Genetica. E’ stato creato un anno fa negli Usa, ma solo adesso scatena un dibattito furioso. "Sarà una nuova strada contro molte malattie". "No. E’ la tecnica per generare bimbi-mostro".
E’ venuto alla luce dopo mesi di silente incubazione negli ambienti scientifici americani il primo embrione umano geneticamente modificato. Il test degli esperti della Cornell University (che dovrebbe aprire la strada a nuove forme di lotta contro molte malattie, dalla fibrosi al cancro) era stato presentato nello scorso autunno al simposio dell’«American Society for Reproductive Medicine», senza ricevere però la dovuta attenzione. Sino allo scorso weekend, quando il «Sunday Times» ha dedicato ampio spazio al lavoro «made in Usa», menzionato dalle autorità britanniche nell’ambito del dibattito su un provvedimento di legge in discussione al Parlamento di Londra. Il test ha avviato un acceso confronto sull’opportunità di proseguire la ricerca, considerata da alcuni il primo passo verso i «Design baby », i «bambini su misura». A confermare i risultati del test, sia pure tentando di limitarne la portata, è stato lo stesso autore, Zev Rosenwaks, direttore del Centro per la medicina riproduttiva e l’infertilità del New York Presbiterian/Weill Cornell, una delle strutture Usa all’avanguardia nel settore.

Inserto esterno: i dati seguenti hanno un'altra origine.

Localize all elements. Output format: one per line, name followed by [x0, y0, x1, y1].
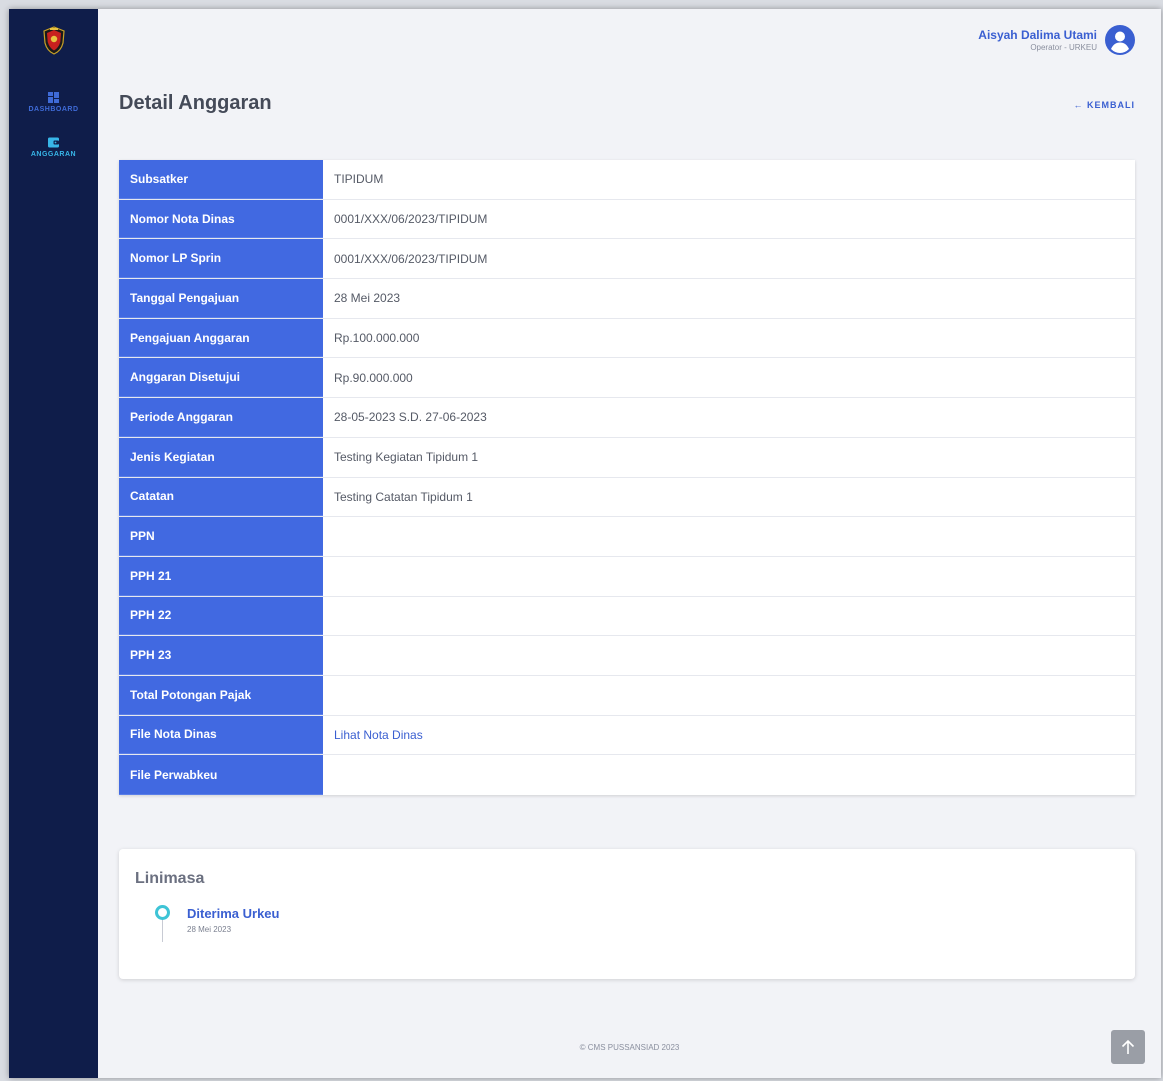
- detail-label: File Nota Dinas: [119, 715, 323, 755]
- detail-label: PPH 22: [119, 596, 323, 636]
- detail-label: Catatan: [119, 477, 323, 517]
- user-role: Operator - URKEU: [1030, 43, 1097, 52]
- detail-label: Nomor Nota Dinas: [119, 199, 323, 239]
- detail-label: PPN: [119, 517, 323, 556]
- detail-label: Anggaran Disetujui: [119, 358, 323, 398]
- detail-value: [323, 755, 1135, 795]
- page-title: Detail Anggaran: [119, 92, 272, 114]
- detail-row: File Perwabkeu: [119, 755, 1135, 795]
- detail-label: Tanggal Pengajuan: [119, 279, 323, 318]
- detail-value: Rp.90.000.000: [334, 370, 413, 385]
- detail-label: Periode Anggaran: [119, 398, 323, 437]
- detail-label: File Perwabkeu: [119, 755, 323, 795]
- detail-row: Anggaran Disetujui Rp.90.000.000: [119, 358, 1135, 399]
- detail-label: Pengajuan Anggaran: [119, 318, 323, 358]
- detail-label: Nomor LP Sprin: [119, 239, 323, 279]
- detail-value: 0001/XXX/06/2023/TIPIDUM: [334, 251, 488, 266]
- grid-icon: [48, 92, 59, 103]
- timeline-title: Linimasa: [135, 870, 205, 887]
- detail-row: Periode Anggaran 28-05-2023 S.D. 27-06-2…: [119, 398, 1135, 438]
- view-nota-dinas-link[interactable]: Lihat Nota Dinas: [323, 716, 1135, 755]
- detail-value: 0001/XXX/06/2023/TIPIDUM: [334, 212, 488, 227]
- scroll-to-top-button[interactable]: [1111, 1030, 1145, 1064]
- user-avatar-icon[interactable]: [1105, 25, 1135, 55]
- timeline-item-date: 28 Mei 2023: [187, 925, 232, 934]
- detail-value: 28-05-2023 S.D. 27-06-2023: [334, 410, 487, 425]
- detail-label: Total Potongan Pajak: [119, 675, 323, 715]
- detail-row: PPH 21: [119, 556, 1135, 597]
- detail-row: Nomor LP Sprin 0001/XXX/06/2023/TIPIDUM: [119, 239, 1135, 280]
- police-emblem-logo: [43, 26, 65, 55]
- detail-value: Testing Kegiatan Tipidum 1: [334, 450, 479, 465]
- detail-row: Total Potongan Pajak: [119, 675, 1135, 716]
- timeline-item-title: Diterima Urkeu: [187, 906, 280, 921]
- detail-label: PPH 21: [119, 556, 323, 596]
- detail-value: [323, 517, 1135, 556]
- detail-value: [323, 676, 1135, 715]
- detail-label: Jenis Kegiatan: [119, 437, 323, 477]
- detail-row: Jenis Kegiatan Testing Kegiatan Tipidum …: [119, 437, 1135, 478]
- sidebar-item-dashboard[interactable]: DASHBOARD: [9, 92, 98, 113]
- detail-row: Tanggal Pengajuan 28 Mei 2023: [119, 279, 1135, 319]
- detail-label: Subsatker: [119, 160, 323, 199]
- wallet-icon: [48, 137, 59, 148]
- user-menu[interactable]: Aisyah Dalima Utami Operator - URKEU: [978, 25, 1135, 55]
- detail-value: [323, 636, 1135, 675]
- detail-value: [323, 597, 1135, 636]
- sidebar-item-anggaran[interactable]: ANGGARAN: [9, 137, 98, 158]
- detail-row: PPH 23: [119, 636, 1135, 676]
- detail-value: [323, 557, 1135, 596]
- main-content: Aisyah Dalima Utami Operator - URKEU Det…: [98, 9, 1161, 1078]
- detail-value: TIPIDUM: [334, 172, 384, 187]
- detail-row: Subsatker TIPIDUM: [119, 160, 1135, 200]
- detail-row: Pengajuan Anggaran Rp.100.000.000: [119, 318, 1135, 359]
- detail-value: Testing Catatan Tipidum 1: [334, 489, 473, 504]
- timeline-card: Linimasa Diterima Urkeu 28 Mei 2023: [119, 849, 1135, 979]
- detail-row: PPN: [119, 517, 1135, 557]
- sidebar-item-label: ANGGARAN: [30, 151, 77, 158]
- detail-table: Subsatker TIPIDUM Nomor Nota Dinas 0001/…: [119, 160, 1135, 795]
- user-info: Aisyah Dalima Utami Operator - URKEU: [978, 28, 1097, 52]
- detail-value: Rp.100.000.000: [334, 331, 420, 346]
- detail-value: 28 Mei 2023: [334, 291, 401, 306]
- detail-row: Catatan Testing Catatan Tipidum 1: [119, 477, 1135, 518]
- arrow-up-icon: [1121, 1039, 1135, 1054]
- detail-row: Nomor Nota Dinas 0001/XXX/06/2023/TIPIDU…: [119, 199, 1135, 240]
- sidebar: DASHBOARD ANGGARAN: [9, 9, 98, 1078]
- detail-row: File Nota Dinas Lihat Nota Dinas: [119, 715, 1135, 756]
- detail-row: PPH 22: [119, 596, 1135, 637]
- user-name: Aisyah Dalima Utami: [978, 28, 1097, 42]
- footer: © CMS PUSSANSIAD 2023: [579, 1043, 680, 1052]
- sidebar-item-label: DASHBOARD: [28, 106, 79, 113]
- back-button[interactable]: ← KEMBALI: [1074, 100, 1136, 110]
- detail-label: PPH 23: [119, 636, 323, 675]
- app-window: DASHBOARD ANGGARAN Aisyah Dalima Utami O…: [9, 9, 1161, 1078]
- timeline-dot-icon: [155, 905, 170, 920]
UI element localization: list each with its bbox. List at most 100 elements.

«La sperimentazione è stata fatta con un particolare tipo di embrione, che non potrà essere utilizzato per la fecondazione assistita, ovvero non potrà mai diventare un bambino», spiega Rosenwaks. Inoltre, gli esperti della Cornell University, dopo un’indagine preliminare, avevano approvato lo studio, che era stato finanziato privatamente. Perciò – sempre secondo l’autore – non avrebbe violato la legge Usa e i vincoli sugli embrioni. Rassicurazioni insufficienti per alcune associazioni di vigilanza sulla ricerca, secondo cui il rischio è nell’utilizzo deviato della ricerca. Alcuni potrebbero impossessarsene per creare bambini più intelligenti, più atletici o più belli. Inoltre, si tratta di sperimentazioni che dovrebbero essere maggiormente pubblicizzate per consentire un dibattito trasparente. «Ci sono vincoli alla ricerca che devono essere tassativamente osservati dagli addetti ai lavori – avverte Marcy Darnovsky, codirettore del Centro di genetica e società, un’organizzazione senza scopo di lucro di Oakland, in California -. Il timore è che gli scienziati decidano di superare questo limite all’improvviso e senza informare nessuno».
Ma per l’Istituto Nazionale di Sanità la ricerca della Cornell non può essere classificata come «terapia del gene umano» e quindi non è sottoposta all’obbligo di revisione delle autorità federali: «Un embrione in provetta – spiega il portavoce – non è regolato dalle stesse leggi di una persona». La squadra di Rosenwaks ha inserito il gene di una proteina fluorescente in un embrione umano unicellulare, verificando, come poi accaduto, se sarebbe stato ereditato dalle cellule create dopo. L’embrione, tuttavia, aveva tre serie di cromosomi e non i due regolarmente presenti in quelle umane e per questo non sarebbe mai potuto essere usato a scopo riproduttivo. Tre giorni dopo, i ricercatori hanno osservato che «tutte le cellule dell’embrione emanavano luce fluorescente ». Il test è riuscito, anche se l’inserimento di geni in una persona è una terapia già conosciuta e impiegata per curare alcune malattie. Al di là dell’uso terapeutico e a scopo di ricerca, tuttavia, il ricorso a queste tecniche per scopi differenti, come la creazione di embrioni geneticamente modificati, è un’ipotesi che inquieta molti, sollevando dibattiti accesi.
Gli stessi che in questi giorni hanno visto etica e scienza confrontarsi in Gran Bretagna sullo «Human Fertilisation and Embryology Bill», un disegno di legge che autorizza la creazione di cellule Ogm, pur vietandone l’impianto negli uteri. Secondo gli scettici, si tratta comunque di una legge rischiosa, perché potrebbe essere «ammorbidita» in un secondo momento, rappresentando l’apripista per i «bambini su misura».